DHB urges government to avoid Queenstown for isolation due to healthcare
Southern DHB is pushing for Dunedin and Invercargill to be used for managed isolation ahead of Queenstown, due to concerns about its lack of medical facilities.
The DHB has been meeting today to discuss plans by the government to expand its facilities to the bottom of the South Island.
It said there was not enough medical care available in the resort town - but the government is not ruling Queenstown out of the running just yet.
Southern DHB chief executive Chris Fleming today told board members the government was well aware of their preference list.
Queenstown would face added pressure if additional medical care was needed because it lacked tertiary or secondary hospital facilities, he said.
"It's not so much Covid I'm worried about because there will be Covid positive people in that isolation group. It's the fact that a lot of the people we're treating now have other complexities associated with their ongoing health."
The Rees Hotel Queenstown chief executive Mark Rose was not keen to have his accommodation turned into an isolation facility, but said the issue ran deeper than that.
"We just don't have the ... facilities.

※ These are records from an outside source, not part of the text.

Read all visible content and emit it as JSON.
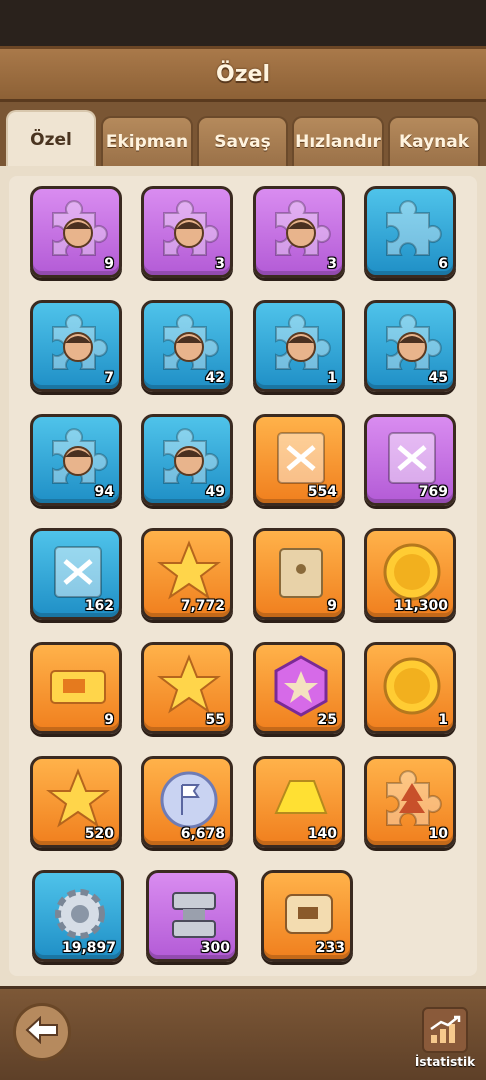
{
  "header": {
    "title": "Özel"
  },
  "tabs": [
    {
      "label": "Özel",
      "active": true
    },
    {
      "label": "Ekipman",
      "active": false
    },
    {
      "label": "Savaş",
      "active": false
    },
    {
      "label": "Hızlandır",
      "active": false
    },
    {
      "label": "Kaynak",
      "active": false
    }
  ],
  "items": [
    {
      "icon": "hero-puzzle-piece-icon",
      "color": "purple",
      "count": "9"
    },
    {
      "icon": "hero-puzzle-piece-icon",
      "color": "purple",
      "count": "3"
    },
    {
      "icon": "hero-puzzle-piece-icon",
      "color": "purple",
      "count": "3"
    },
    {
      "icon": "puzzle-piece-icon",
      "color": "blue",
      "count": "6"
    },
    {
      "icon": "hero-puzzle-piece-icon",
      "color": "blue",
      "count": "7"
    },
    {
      "icon": "hero-puzzle-piece-icon",
      "color": "blue",
      "count": "42"
    },
    {
      "icon": "hero-puzzle-piece-icon",
      "color": "blue",
      "count": "1"
    },
    {
      "icon": "hero-puzzle-piece-icon",
      "color": "blue",
      "count": "45"
    },
    {
      "icon": "hero-puzzle-piece-icon",
      "color": "blue",
      "count": "94"
    },
    {
      "icon": "hero-puzzle-piece-icon",
      "color": "blue",
      "count": "49"
    },
    {
      "icon": "skill-book-icon",
      "color": "orange",
      "count": "554"
    },
    {
      "icon": "skill-book-icon",
      "color": "purple",
      "count": "769"
    },
    {
      "icon": "skill-book-icon",
      "color": "blue",
      "count": "162"
    },
    {
      "icon": "star-medal-icon",
      "color": "orange",
      "count": "7,772"
    },
    {
      "icon": "envelope-icon",
      "color": "orange",
      "count": "9"
    },
    {
      "icon": "crossed-swords-coin-icon",
      "color": "orange",
      "count": "11,300"
    },
    {
      "icon": "truck-ticket-icon",
      "color": "orange",
      "count": "9"
    },
    {
      "icon": "star-ribbon-medal-icon",
      "color": "orange",
      "count": "55"
    },
    {
      "icon": "hexagon-badge-icon",
      "color": "orange",
      "count": "25"
    },
    {
      "icon": "clover-coin-icon",
      "color": "orange",
      "count": "1"
    },
    {
      "icon": "star-rosette-icon",
      "color": "orange",
      "count": "520"
    },
    {
      "icon": "flag-coin-icon",
      "color": "orange",
      "count": "6,678"
    },
    {
      "icon": "gold-ingot-icon",
      "color": "orange",
      "count": "140"
    },
    {
      "icon": "tree-puzzle-piece-icon",
      "color": "orange",
      "count": "10"
    },
    {
      "icon": "gear-icon",
      "color": "blue",
      "count": "19,897"
    },
    {
      "icon": "anvil-icon",
      "color": "purple",
      "count": "300"
    },
    {
      "icon": "scroll-icon",
      "color": "orange",
      "count": "233"
    }
  ],
  "footer": {
    "back_icon": "arrow-left-icon",
    "stats_icon": "bar-chart-icon",
    "stats_label": "İstatistik"
  }
}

We struggle during the ski season just with injuries on the mountain. If we had a big outbreak and had a bunch of cases become serious, we'd have to look to be able to transport them to Invercargill or Dunedin anyway so it makes a lot more sense that that's where they start out," Rose said.
Queenstown Lakes Mayor Jim Boult said the DHB's wishlist did not make it a done deal, but he was pleased to hear the feedback.
"That's an entirely sensible recommendation. This is nothing to do with whether we want or don't want isolation cases in the district, it simply recognises the very limited hospital facilities that we have," Boult said.
It would be common sense to set up facilities in Dunedin or Invercargill, he said.
Dunedin Mayor Aaron Hawkins was unsurprised by the priority list, saying the southern city was well placed for health care.
"These are New Zealanders who are returning home and we have an obligation to look after them when they're here, and that means making sure that they have access to the best health care that they can if they need it while they are here in managed isolation," Hawkins said.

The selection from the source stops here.